If you’ve followed this blog for a while, you may have seen my earlier posts on computational photography. If not, you can review them at this link: https://edrosack.com/?s=computational+photography. The term refers to using software algorithms to supplement or replace optical capture processes. Common examples are multi-frame panoramas, focus stacking, HDR processing, post capture focus, and other techniques. You can read more about it at this link on Wikipedia: https://en.wikipedia.org/wiki/Computational_photography
As phone capabilities increase, their computational photography power is growing. Camera phones have long been able to do on the fly panorama and HDR capture. And here’s an example of a new capability that arrived on the iPhone 7+.
Apple calls this “Portrait Mode”. It’s available in Beta on the iPhone 7+ in the latest version of IOS. Since the 7+ has two cameras separated by a small distance, it provides the info necessary to compute a “depth map” of pixels in the frame. The software uses this to selectively blur pixels based on distance to add a “Bokeh” (shallow depth of field) effect that helps with subject isolation. For comparison, here is the non-computed version of the image. You can see that the background looks very different.

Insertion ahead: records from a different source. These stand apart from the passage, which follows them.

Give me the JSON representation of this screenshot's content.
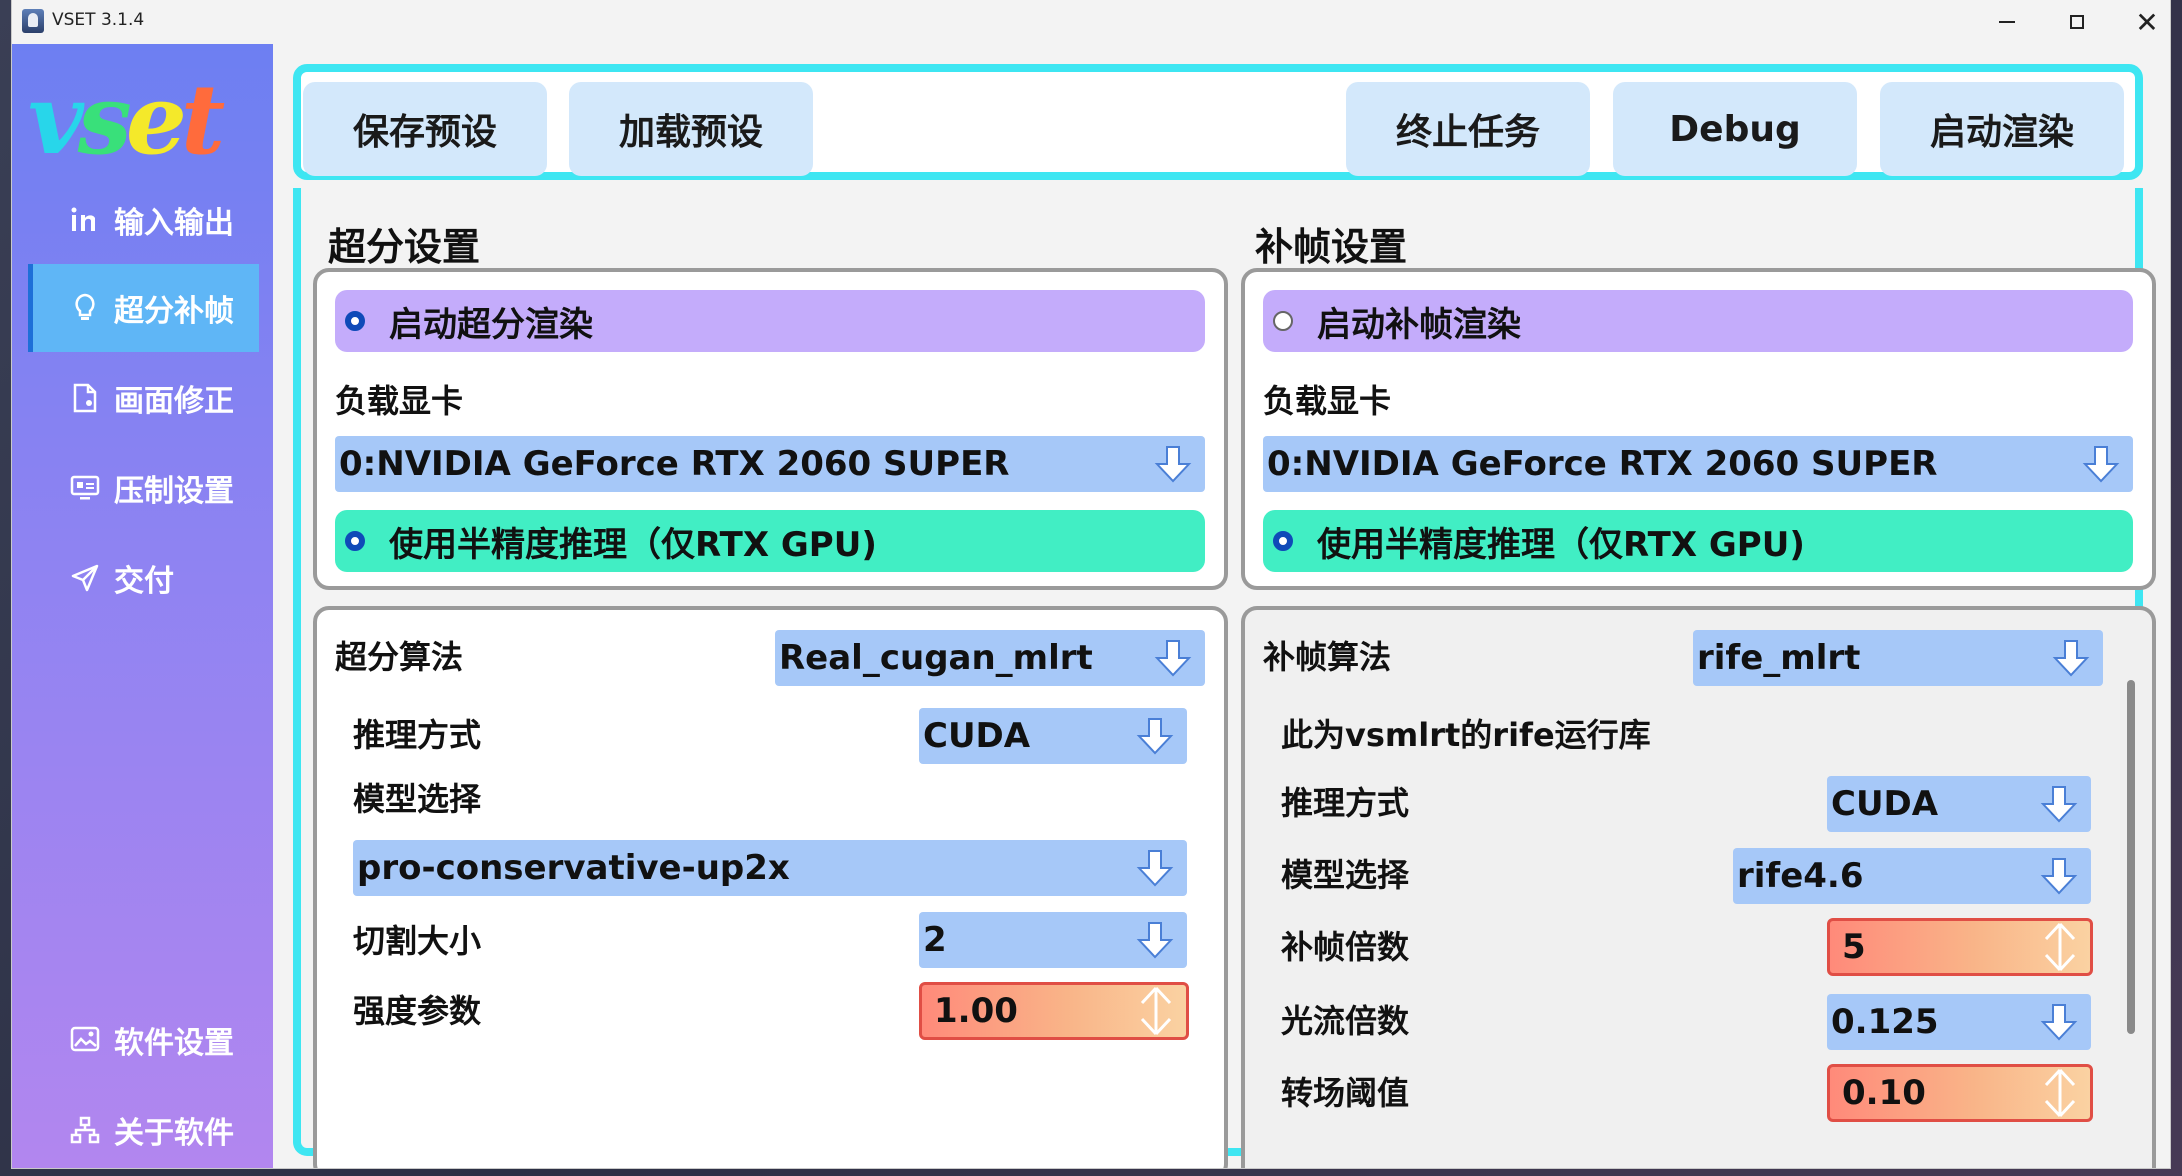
{
  "window": {
    "title": "VSET 3.1.4"
  },
  "sidebar": {
    "logo": {
      "v": "v",
      "s": "s",
      "e": "e",
      "t": "t"
    },
    "items": [
      {
        "label": "输入输出",
        "icon": "in-icon"
      },
      {
        "label": "超分补帧",
        "icon": "bulb-icon"
      },
      {
        "label": "画面修正",
        "icon": "document-icon"
      },
      {
        "label": "压制设置",
        "icon": "monitor-icon"
      },
      {
        "label": "交付",
        "icon": "send-icon"
      },
      {
        "label": "软件设置",
        "icon": "image-settings-icon"
      },
      {
        "label": "关于软件",
        "icon": "sitemap-icon"
      }
    ],
    "active_index": 1
  },
  "toolbar": {
    "save_preset": "保存预设",
    "load_preset": "加载预设",
    "stop_task": "终止任务",
    "debug": "Debug",
    "start_render": "启动渲染"
  },
  "sr": {
    "title": "超分设置",
    "enable_label": "启动超分渲染",
    "enable_checked": true,
    "gpu_label": "负载显卡",
    "gpu_value": "0:NVIDIA GeForce RTX 2060 SUPER",
    "half_label": "使用半精度推理（仅RTX GPU)",
    "half_checked": true,
    "algo_label": "超分算法",
    "algo_value": "Real_cugan_mlrt",
    "infer_label": "推理方式",
    "infer_value": "CUDA",
    "model_label": "模型选择",
    "model_value": "pro-conservative-up2x",
    "tile_label": "切割大小",
    "tile_value": "2",
    "strength_label": "强度参数",
    "strength_value": "1.00"
  },
  "vfi": {
    "title": "补帧设置",
    "enable_label": "启动补帧渲染",
    "enable_checked": false,
    "gpu_label": "负载显卡",
    "gpu_value": "0:NVIDIA GeForce RTX 2060 SUPER",
    "half_label": "使用半精度推理（仅RTX GPU)",
    "half_checked": true,
    "algo_label": "补帧算法",
    "algo_value": "rife_mlrt",
    "note": "此为vsmlrt的rife运行库",
    "infer_label": "推理方式",
    "infer_value": "CUDA",
    "model_label": "模型选择",
    "model_value": "rife4.6",
    "multi_label": "补帧倍数",
    "multi_value": "5",
    "flow_label": "光流倍数",
    "flow_value": "0.125",
    "scene_label": "转场阈值",
    "scene_value": "0.10"
  }
}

All isn’t perfect. The algorithm has problems around small features at the boundaries. Look closely at the next frame and you can see blurring issues at the edges of the reed.
The processing blurred parts of the reed that we wanted sharp. For the first photo above – I cheated and used Photoshop to correct the problems. Maybe in future versions the software will be better.

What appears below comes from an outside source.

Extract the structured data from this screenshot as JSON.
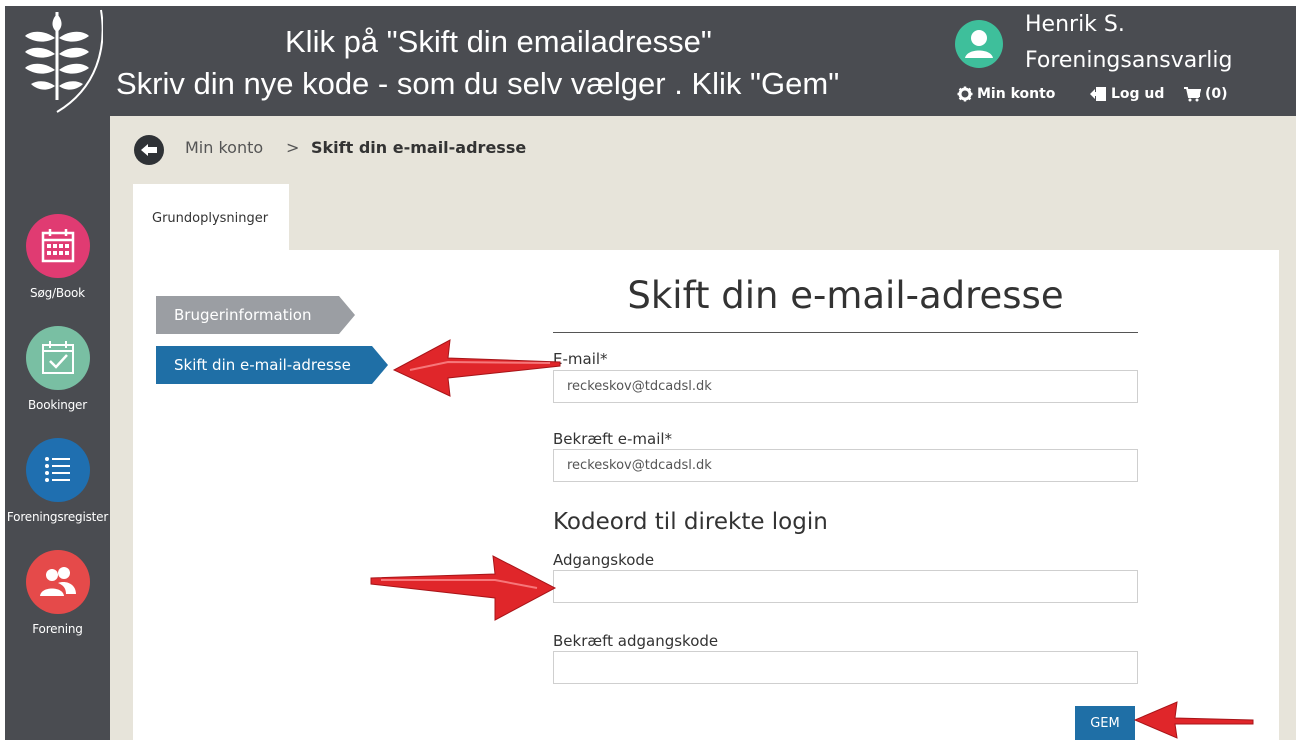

Here’s one more example. This is Lynn, rocking an election day t-shirt. First, the portrait mode version.
And finally, the original. In this case, the software did much better, with no obvious blurring issues. These two are straight out of the camera with no processing on my part.
It’s fascinating how photography and computers are merging. For someone who started out programming a large room sized Univac in FORTRAN with punch cards, the power and ability that fits in my pocket is just stunning. I’m glad to have it with me.
What can they possibly think of next? Do you use computational photography techniques? Do you like or hate them?
Thanks for stopping by and reading my blog. Now – go compute some images!